Некоторое время в комнате было тихо, майор сидел, наклонив голову, а лейтенант смотрел перед собой, и впервые лицо его поблекло, изменилось так, что он даже перестал Сашеньке нравиться. Все время, пока говорили, Сашенька стояла в каком-то оцепенении. Не то чтоб она не понимала, о чем говорили, слышно было хорошо, она разбирала каждое слово, но после этого разговора ей казалось, что она подслушала какую-то ужасную, как ночной кошмар, тайну, от которой кружилась голова и которая была вовсе не о том, о чем говорились здесь слова, это напомнило ей почему-то три свечи в зеркале во время гадания, но дело было не в свечах и не в зеркале, а в чем-то третьем, вызывающем дрожь в темном воздухе, в мелькнувших чужих лицах, приближающихся из серебристого полумрака, словно все привычное и знакомое исчезло, и Сашенькиной кожи коснулся легкий ветерок, влажный земляной запах чужого мира, и как только Сашенька ощутила его, испуг исчез, и она подумала с облегчением: «А ты разве не знала? Да, это так», и теперь ей казалось, что, наоборот, вид деревьев, снега, солнца или куска хлеба может повергнуть ее в ужас. Сколько такое продолжалось, Сашенька не знала, ее привел в чувство крик из соседней комнаты.

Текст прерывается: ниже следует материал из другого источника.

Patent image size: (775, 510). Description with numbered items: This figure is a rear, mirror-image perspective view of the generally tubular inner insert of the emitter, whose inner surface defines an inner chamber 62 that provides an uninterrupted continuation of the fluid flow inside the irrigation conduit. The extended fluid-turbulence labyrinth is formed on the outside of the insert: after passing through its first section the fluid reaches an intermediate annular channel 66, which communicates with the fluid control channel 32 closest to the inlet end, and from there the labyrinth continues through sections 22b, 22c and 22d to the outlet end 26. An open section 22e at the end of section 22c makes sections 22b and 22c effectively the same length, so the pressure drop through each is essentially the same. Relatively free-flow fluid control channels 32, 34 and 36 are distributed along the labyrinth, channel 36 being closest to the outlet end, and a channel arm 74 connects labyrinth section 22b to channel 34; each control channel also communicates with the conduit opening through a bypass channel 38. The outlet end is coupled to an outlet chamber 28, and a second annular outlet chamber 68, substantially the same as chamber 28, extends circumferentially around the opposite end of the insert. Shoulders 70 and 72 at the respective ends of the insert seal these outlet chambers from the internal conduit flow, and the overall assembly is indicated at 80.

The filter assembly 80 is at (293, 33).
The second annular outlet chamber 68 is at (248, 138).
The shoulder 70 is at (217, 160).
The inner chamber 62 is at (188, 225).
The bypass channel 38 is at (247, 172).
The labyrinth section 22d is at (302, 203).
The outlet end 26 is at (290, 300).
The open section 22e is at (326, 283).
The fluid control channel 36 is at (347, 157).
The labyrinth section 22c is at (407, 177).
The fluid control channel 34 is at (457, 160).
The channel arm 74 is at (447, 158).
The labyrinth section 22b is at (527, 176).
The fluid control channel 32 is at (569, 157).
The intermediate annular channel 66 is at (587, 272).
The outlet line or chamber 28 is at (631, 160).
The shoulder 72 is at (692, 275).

– Я болен, – кричал арестант, похожий на анатомическое пособие, – у меня рези в кишечнике… у меня спазмы желудка.
Майор снял трубку, позвонил, и Сашенька подумала, что она тоже больная, видно, простудилась, когда бегала в одной маркизетовой блузочке.
В соседнюю комнату вошел человек в белом халате и начал щупать арестанта, запрокинул ему голову, оттянул нижние края век. Сашенька на цыпочках отошла к столу, где лежало ее недописанное заявление.